¡Que se vayan todos! Esa fue la frase con la cual se escenificó la indignación del pueblo argentino hace ya casi dos décadas. Quizás la misma expresión podría servir para reflejar el sentimiento de rabia y frustración que muchos chilenos, creyentes y agnósticos, tienen hoy hacia la jerarquía de la Iglesia Católica. Y quizás de esa manera podrían entonces muchos sentirse satisfechos con la renuncia generalizada de los obispos o, si prefieren el tecnicismo, con el hecho de que hayan puesto sus cargos a disposición del Papa Francisco.
Pero no es el caso. Hay varias razones para no quedar conformes.
La primera, es que este tipo de acciones colectivas, como en general todas las generalizaciones, tienden a ocultar y a indiferenciar las responsabilidades, no pudiendo distinguir con claridad a quiénes debemos, y por qué, reprochar determinados actos. Incluso peor, es también a veces una manera de encubrir a ciertas personas o conductas por la vía de trasladar a la institución una carga que debería enfrentarse de manera personal e individual; tanto por quienes actuaron, como también por los que sabiendo callaron.
Segundo, porque la carta con que anuncian esta decisión colectiva dista mucho de lo que algunos esperábamos, especialmente si la comparamos con la misiva que a ellos les dedicó el Papa Francisco.
En efecto, mientras los obispos insisten en ese lenguaje insulso, plagado de eufemismos y ambigüedades, el papa se refiere a una elite mesiánica que ha pretendido ser la única y auténtica voz de Dios en la tierra.
Y como si fuera poco, y a diferencia de “errores y omisiones” que reconocen nuestros obispos, el Papa denuncia que en este proceso se destruyeron pruebas.

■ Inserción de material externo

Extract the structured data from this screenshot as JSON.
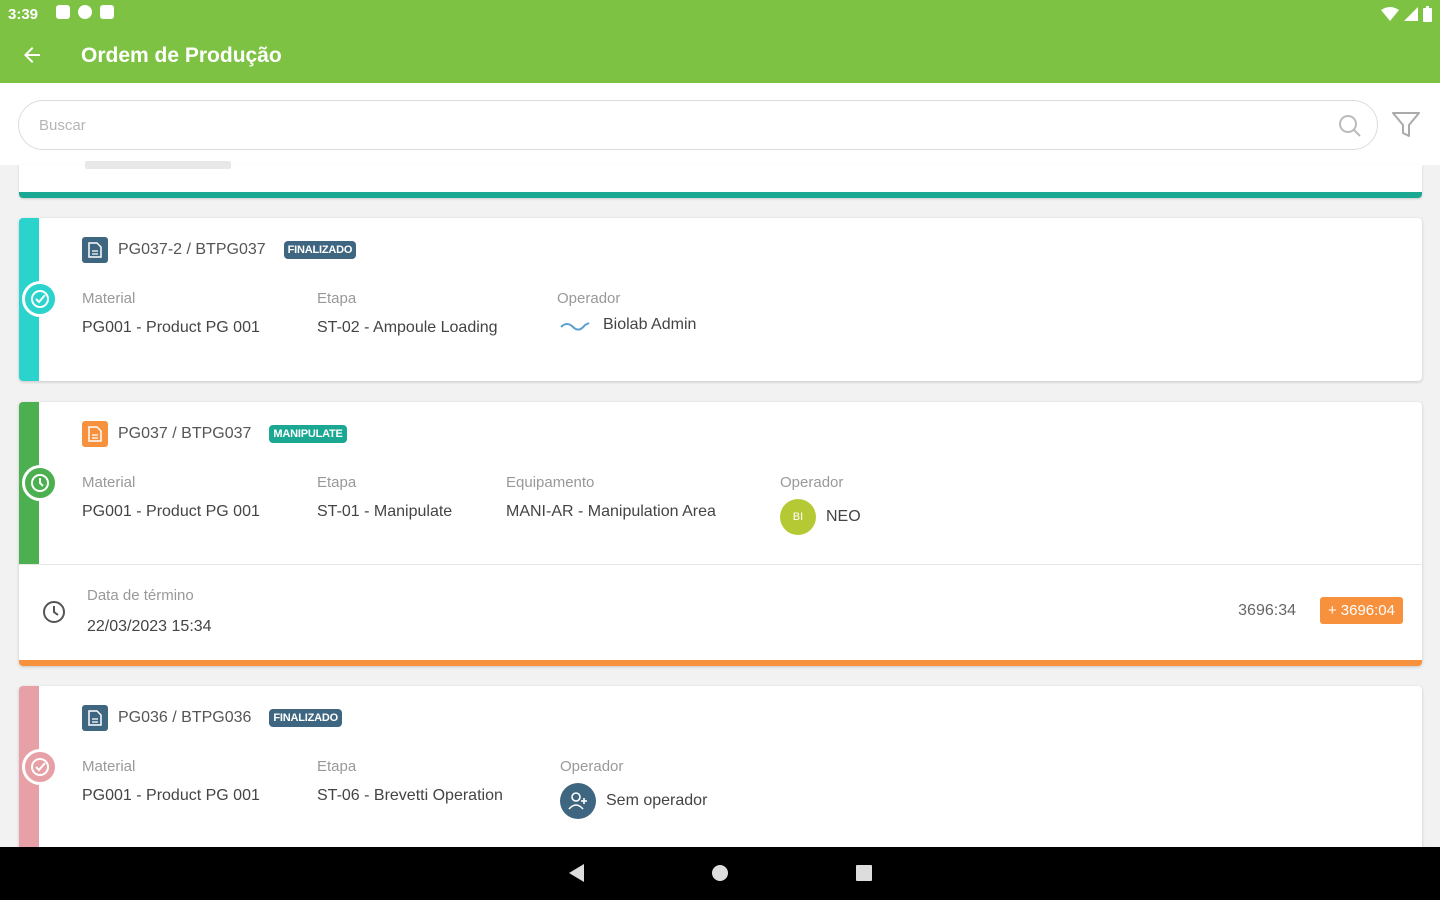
{
  "status_bar": {
    "time": "3:39"
  },
  "app_bar": {
    "title": "Ordem de Produção"
  },
  "search": {
    "placeholder": "Buscar"
  },
  "colors": {
    "brand": "#7dc242",
    "teal": "#2ad3cc",
    "green": "#4caf50",
    "pink": "#e7a1a6",
    "orange": "#f7913d",
    "badge_final": "#3f6680",
    "badge_manip": "#1aa893"
  },
  "cards": [
    {
      "code": "PG037-2 / BTPG037",
      "badge": "FINALIZADO",
      "material_label": "Material",
      "material": "PG001 - Product PG 001",
      "etapa_label": "Etapa",
      "etapa": "ST-02 - Ampoule Loading",
      "operador_label": "Operador",
      "operador": "Biolab Admin"
    },
    {
      "code": "PG037 / BTPG037",
      "badge": "MANIPULATE",
      "material_label": "Material",
      "material": "PG001 - Product PG 001",
      "etapa_label": "Etapa",
      "etapa": "ST-01 - Manipulate",
      "equip_label": "Equipamento",
      "equipamento": "MANI-AR - Manipulation Area",
      "operador_label": "Operador",
      "operador": "NEO",
      "operador_initials": "BI",
      "footer": {
        "label": "Data de término",
        "date": "22/03/2023 15:34",
        "duration": "3696:34",
        "late": "+ 3696:04"
      }
    },
    {
      "code": "PG036 / BTPG036",
      "badge": "FINALIZADO",
      "material_label": "Material",
      "material": "PG001 - Product PG 001",
      "etapa_label": "Etapa",
      "etapa": "ST-06 - Brevetti Operation",
      "operador_label": "Operador",
      "operador": "Sem operador"
    }
  ]
}
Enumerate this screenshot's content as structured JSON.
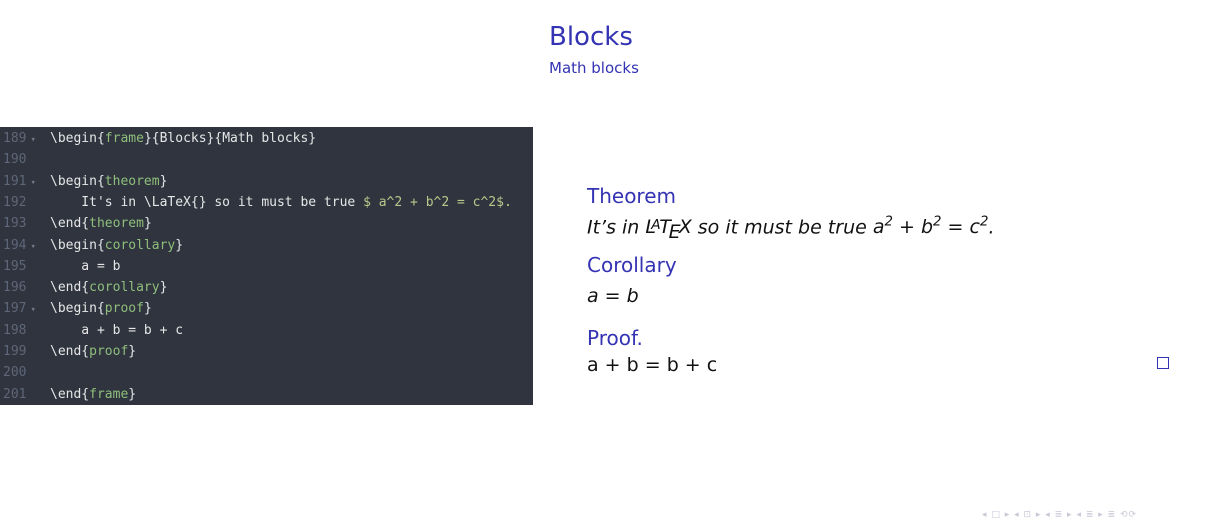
{
  "slide": {
    "title": "Blocks",
    "subtitle": "Math blocks"
  },
  "editor": {
    "lines": [
      {
        "num": "189",
        "fold": true,
        "parts": [
          [
            "kw",
            "\\begin{"
          ],
          [
            "env",
            "frame"
          ],
          [
            "kw",
            "}{Blocks}{Math blocks}"
          ]
        ]
      },
      {
        "num": "190",
        "fold": false,
        "parts": []
      },
      {
        "num": "191",
        "fold": true,
        "parts": [
          [
            "kw",
            "\\begin{"
          ],
          [
            "env",
            "theorem"
          ],
          [
            "kw",
            "}"
          ]
        ]
      },
      {
        "num": "192",
        "fold": false,
        "parts": [
          [
            "kw",
            "    It's in \\LaTeX{} so it must be true "
          ],
          [
            "math",
            "$ a^2 + b^2 = c^2$."
          ]
        ]
      },
      {
        "num": "193",
        "fold": false,
        "parts": [
          [
            "kw",
            "\\end{"
          ],
          [
            "env",
            "theorem"
          ],
          [
            "kw",
            "}"
          ]
        ]
      },
      {
        "num": "194",
        "fold": true,
        "parts": [
          [
            "kw",
            "\\begin{"
          ],
          [
            "env",
            "corollary"
          ],
          [
            "kw",
            "}"
          ]
        ]
      },
      {
        "num": "195",
        "fold": false,
        "parts": [
          [
            "kw",
            "    a = b"
          ]
        ]
      },
      {
        "num": "196",
        "fold": false,
        "parts": [
          [
            "kw",
            "\\end{"
          ],
          [
            "env",
            "corollary"
          ],
          [
            "kw",
            "}"
          ]
        ]
      },
      {
        "num": "197",
        "fold": true,
        "parts": [
          [
            "kw",
            "\\begin{"
          ],
          [
            "env",
            "proof"
          ],
          [
            "kw",
            "}"
          ]
        ]
      },
      {
        "num": "198",
        "fold": false,
        "parts": [
          [
            "kw",
            "    a + b = b + c"
          ]
        ]
      },
      {
        "num": "199",
        "fold": false,
        "parts": [
          [
            "kw",
            "\\end{"
          ],
          [
            "env",
            "proof"
          ],
          [
            "kw",
            "}"
          ]
        ]
      },
      {
        "num": "200",
        "fold": false,
        "parts": []
      },
      {
        "num": "201",
        "fold": false,
        "parts": [
          [
            "kw",
            "\\end{"
          ],
          [
            "env",
            "frame"
          ],
          [
            "kw",
            "}"
          ]
        ]
      }
    ]
  },
  "blocks": {
    "theorem": {
      "title": "Theorem",
      "text_before": "It’s in ",
      "text_after": " so it must be true ",
      "formula_tail": "."
    },
    "corollary": {
      "title": "Corollary",
      "body": "a = b"
    },
    "proof": {
      "title": "Proof.",
      "body": "a + b = b + c"
    }
  },
  "navigation": {
    "symbols": "◂ □ ▸ ◂ ⊡ ▸ ◂ ≣ ▸ ◂ ≣ ▸ ≣ ⟲⟳"
  },
  "colors": {
    "accent": "#3333b3",
    "editor_bg": "#2f343f"
  }
}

Tercero, porque esto no acaba aquí. La desaparición y ocultamiento de documentos y testimonios que acreditaban la ocurrencia de estos abusos, no solo es una conducta mafiosa y deleznable, sino que además configura el delito de encubrimiento; lo cual –tratándose de una acción colectiva y organizada- constituye adicionalmente una asociación ilícita para delinquir al interior de la jerarquía de la Iglesia Católica.
Entonces, poco y nada contribuyen las renuncias colectivas al esclarecimiento de los hechos, la reparación de las víctimas y el castigo para los culpables.
Por último, porque por el propio bien de la Iglesia Católica, y especialmente por todos esos hombres y mujeres de buena voluntad que la componen y sostienen, es de suma importancia que este momento de dolor y de esperanza se funde sobre la verdad. Esa misma verdad que por 21 siglos ha iluminado la fe de los creyentes y que, según palabras del propio Jesucristo, solo ella nos hará libres.